The gene-editing drug – codenamed Verve-101 – removes a small hereditary flaw that causes life-threatening levels of the fatty substance in the blood
Cardiologist and geneticist Dr Sekar Kathiresan, co-founder of Verve Therapeutics, the team behind Verve-101, said, “If it works and is safe, this is the answer to heart attacks – this is the cure.”
Each of the 40 patients in the study will have naturally inherited high cholesterol from a parent – a condition known as familial hypercholesterolemia (FH), which affects one in 250 Britons. Each will also have had a heart attack before.
Studies show that the longer LDL is kept low, the greater the chance of preventing heart attacks.
While statins are effective at lowering cholesterol — usually lowering levels by 30 to 50 percent — they must be prescribed by a doctor, and they only work if people take them regularly.
But dr. Kathiresan said a US study showed that only half of people who have had a heart attack are taking cholesterol-lowering drugs, leading to “additional heart attacks, strokes and even deaths.”
Verve-101 uses a precision gene editing technique called CRISPR basic editing to erase a single “wrong” letter from the DNA code before replacing it with a “harmless” letter. The effect is that cells in the liver, where cholesterol is made, produce much less of the fatty LDL that can block arteries.
Like Pfizer-BioNTech and Moderna’s Covid vaccines, Verve-101 uses messenger RNA (mRNA) to instruct cells.
In the case of the vaccines, the mRNA tells them to mass-produce the Covid virus’s spike protein so that the immune system can recognize the real thing when it occurs. With Verve-101, the mRNA tells liver cells to make two proteins — one to locate the PCSK9 gene and another to edit it.
dr. Kathiresan said a US study showed that only half of people who have had a heart attack are taking cholesterol-lowering drugs, leading to “additional heart attacks, strokes and even deaths”
Like the vaccines, the mRNA is wrapped in a small fat globule called a ‘lipid anode’ that helps it enter cells. dr.

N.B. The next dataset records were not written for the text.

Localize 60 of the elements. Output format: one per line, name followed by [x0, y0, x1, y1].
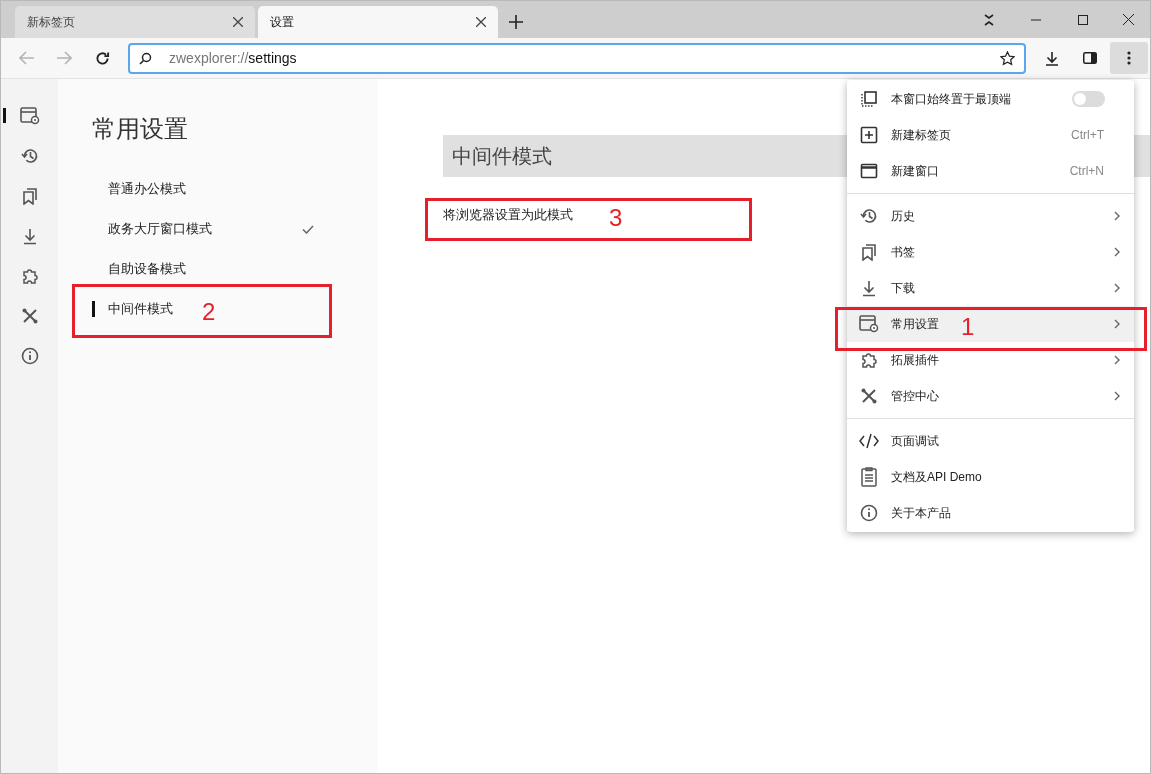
tools-icon [860, 387, 878, 405]
annotation-number: 1 [961, 312, 975, 342]
menu-item[interactable]: 本窗口始终置于最顶端 [847, 81, 1134, 117]
browser-tab[interactable]: 设置 [258, 6, 498, 38]
set-mode-link[interactable]: 将浏览器设置为此模式 [443, 205, 573, 225]
download-icon [1045, 50, 1059, 66]
menu-item[interactable]: 下载 [847, 270, 1134, 306]
more-vertical-icon [1127, 51, 1131, 65]
close-icon [476, 17, 486, 27]
document-icon [861, 467, 877, 487]
code-icon [859, 433, 879, 449]
address-field[interactable]: zwexplorer://settings [128, 42, 1026, 74]
shortcut-text: Ctrl+N [1069, 163, 1104, 180]
menu-item[interactable]: 页面调试 [847, 423, 1134, 459]
info-icon[interactable] [20, 346, 39, 365]
download-icon [860, 279, 878, 297]
window-icon [860, 162, 878, 180]
annotation-number: 2 [202, 297, 216, 327]
mode-item[interactable]: 中间件模式 [108, 289, 173, 329]
menu-item[interactable]: 新建标签页 Ctrl+T [847, 117, 1134, 153]
bookmarks-icon [860, 243, 878, 261]
maximize-icon [1077, 14, 1088, 25]
minimize-icon [1030, 18, 1041, 21]
mode-item[interactable]: 自助设备模式 [108, 249, 186, 289]
menu-item[interactable]: 书签 [847, 234, 1134, 270]
section-title: 常用设置 [92, 114, 188, 144]
plus-square-icon [860, 126, 878, 144]
reload-icon [94, 50, 110, 66]
close-icon [1122, 14, 1134, 25]
tab-title: 新标签页 [27, 14, 75, 31]
history-icon [860, 207, 878, 225]
star-icon [1000, 50, 1015, 66]
puzzle-icon [860, 351, 878, 369]
plus-icon [509, 15, 523, 29]
menu-item[interactable]: 文档及API Demo [847, 459, 1134, 495]
browser-settings-icon [859, 315, 879, 333]
info-icon [860, 504, 878, 522]
window-stack-icon [860, 90, 878, 108]
side-panel-icon [1083, 52, 1097, 64]
menu-item[interactable]: 管控中心 [847, 378, 1134, 414]
tab-title: 设置 [270, 14, 294, 31]
puzzle-icon[interactable] [20, 266, 39, 285]
bookmarks-icon[interactable] [20, 186, 39, 205]
tools-icon[interactable] [20, 306, 39, 325]
mode-item[interactable]: 普通办公模式 [108, 169, 186, 209]
menu-item[interactable]: 关于本产品 [847, 495, 1134, 531]
browser-settings-icon[interactable] [19, 106, 40, 125]
annotation-number: 3 [609, 203, 623, 233]
close-icon [233, 17, 243, 27]
menu-item[interactable]: 新建窗口 Ctrl+N [847, 153, 1134, 189]
forward-arrow-icon [56, 51, 72, 65]
url-text: zwexplorer://settings [169, 48, 297, 68]
toggle-switch[interactable] [1072, 91, 1105, 107]
menu-item[interactable]: 历史 [847, 198, 1134, 234]
history-icon[interactable] [20, 146, 39, 165]
browser-tab[interactable]: 新标签页 [15, 6, 255, 38]
search-icon [139, 51, 152, 65]
back-arrow-icon [19, 51, 35, 65]
mode-item[interactable]: 政务大厅窗口模式 [108, 209, 212, 249]
collapse-icon [983, 13, 994, 26]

Kathiresan said he was “optimistic” that UK regulators would let the process begin later this year. If all goes well, Verve will publish the first results in 2023 and hopes the drug will be available in 2028.
Cholesterol is made by the liver and carried throughout the body in the blood. The body needs cholesterol to build healthy cells, but high levels can increase the risk of heart disease.
In FH, there is an error in one of the genes involved in removing cholesterol from the blood, which can lead to a buildup.